No Easter is complete without hot cross buns, and the Erskines devour them by the bucket load. Just like at Christmas, when we basically jump into a vat of mince pies, my big sister Heni and I carb-load them, slathered with butter, competing to see who can eat the most. The eating of spiced buns was institutionalised around the Tudor era, when consumption was banned apart from on Good Friday or at Christmas. The cross appearing as a reference to Christ’s crucifixion was first recorded in the 1700s, and is echoed in a Polish sweet bread that is slashed with a cross.
It seems every culture that celebrates Easter has some kind of symbolic, fruity bread, such as the German osterbrot, the Russian kulich, or the Italian colomba – similar to panettone but shaped like a dove. In Jamaica they apparently eat their Easter bread with cheese, which is something I want to try this year.

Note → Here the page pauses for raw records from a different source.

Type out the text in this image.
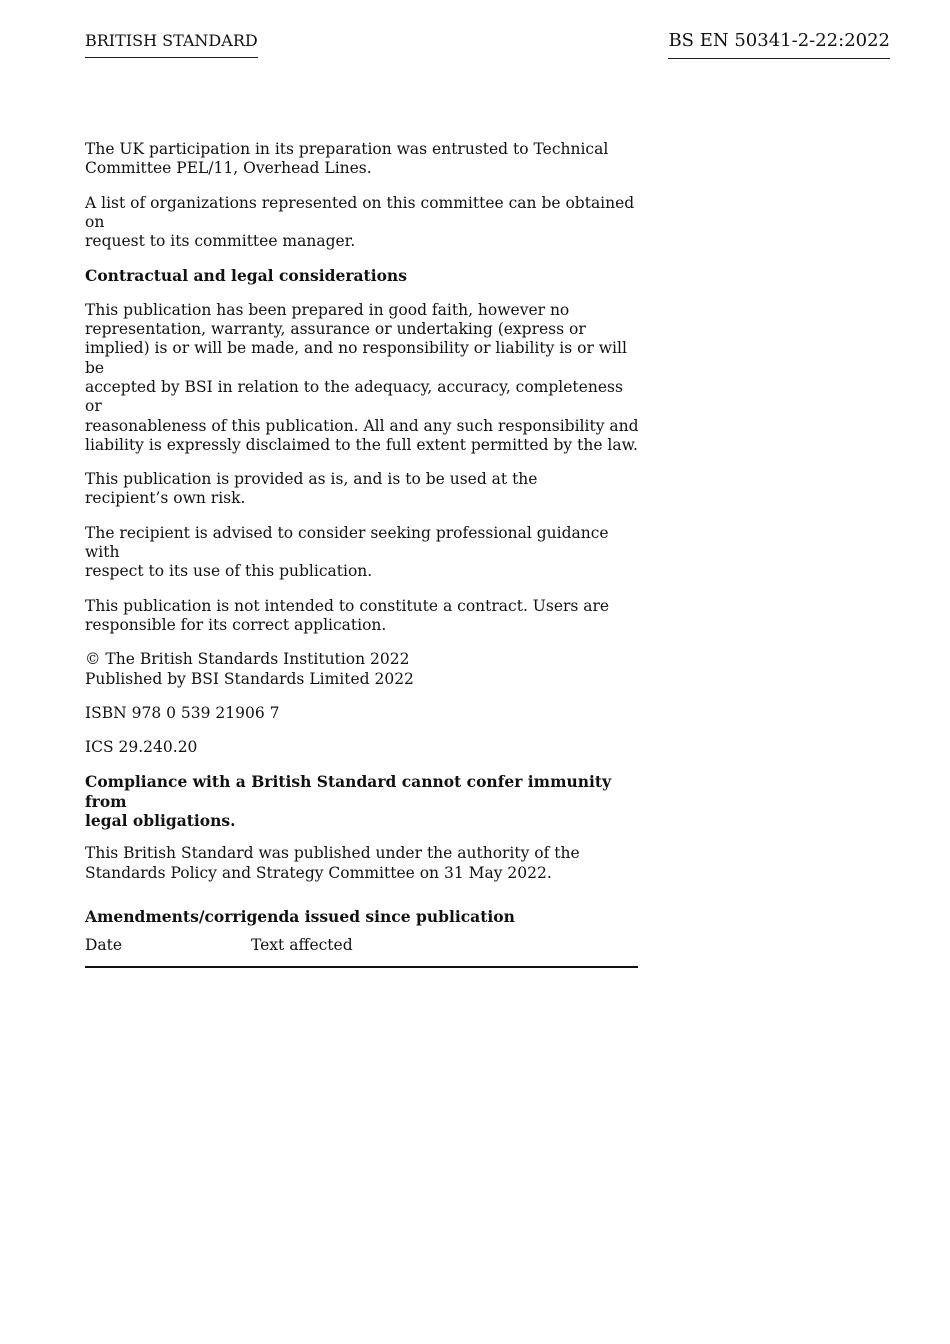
BRITISH STANDARD	BS EN 50341-2-22:2022

The UK participation in its preparation was entrusted to Technical
Committee PEL/11, Overhead Lines.

A list of organizations represented on this committee can be obtained on
request to its committee manager.

Contractual and legal considerations

This publication has been prepared in good faith, however no
representation, warranty, assurance or undertaking (express or
implied) is or will be made, and no responsibility or liability is or will be
accepted by BSI in relation to the adequacy, accuracy, completeness or
reasonableness of this publication. All and any such responsibility and
liability is expressly disclaimed to the full extent permitted by the law.

This publication is provided as is, and is to be used at the
recipient’s own risk.

The recipient is advised to consider seeking professional guidance with
respect to its use of this publication.

This publication is not intended to constitute a contract. Users are
responsible for its correct application.

© The British Standards Institution 2022
Published by BSI Standards Limited 2022

ISBN 978 0 539 21906 7

ICS 29.240.20

Compliance with a British Standard cannot confer immunity from
legal obligations.

This British Standard was published under the authority of the
Standards Policy and Strategy Committee on 31 May 2022.

Amendments/corrigenda issued since publication
Date	Text affected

All over the world, lamb is synonymous with Easter, and a common centrepiece of the Easter table. This makes sense due to all the spring lamb about, but there is more to it. Some say it’s a representation of Jesus, the ‘Lamb of God’, which is probably why the Pope eats lamb at Easter. Traces of this symbolism can also be found in Poland, where butter is shaped into little lambs and given as gifts.
A country that does Easter well is Greece. Most Greeks still fastidiously observe Lent, avoiding all meat, milk, cheese and eggs, so the end of Lent is a big occasion. I was once on the beautiful island of Kefalonia over Easter, sitting on the beach with friends while locals spit-roasted a glorious whole lamb. They had massaged it with lemon, herbs, salt and spices, and it was some of the most succulent meat I’ve eaten. We devoured it with tzatziki, a classic Greek salad and kokoretsi. That’s lamb offal skewered on a spit, wrapped in its caul (intestines) and roasted over the coals. I know many of you will think that is disgusting, but it was absolutely delicious. It also felt like a real celebration of the entirety of the animal, which is the way that we should all be eating meat – with nothing wasted!
One year I’d love to go to Mexico for Easter. Elaborate processions, rituals and ceremonies take place everywhere, and there’s lots of delicious street food. Molotes, little parcels filled with chorizo, potato and spices, are a must-have. Served with a fiery chilli sauce and cooling sour cream, these are a wonderful brunch idea. In my recipes, I’ve taken inspiration from my Easter traditions, and other countries around the world. Whether you’re religious or not, the four-day weekend is an opportunity to get into the kitchen, explore new ideas and energise your Easter menu. Happy eating!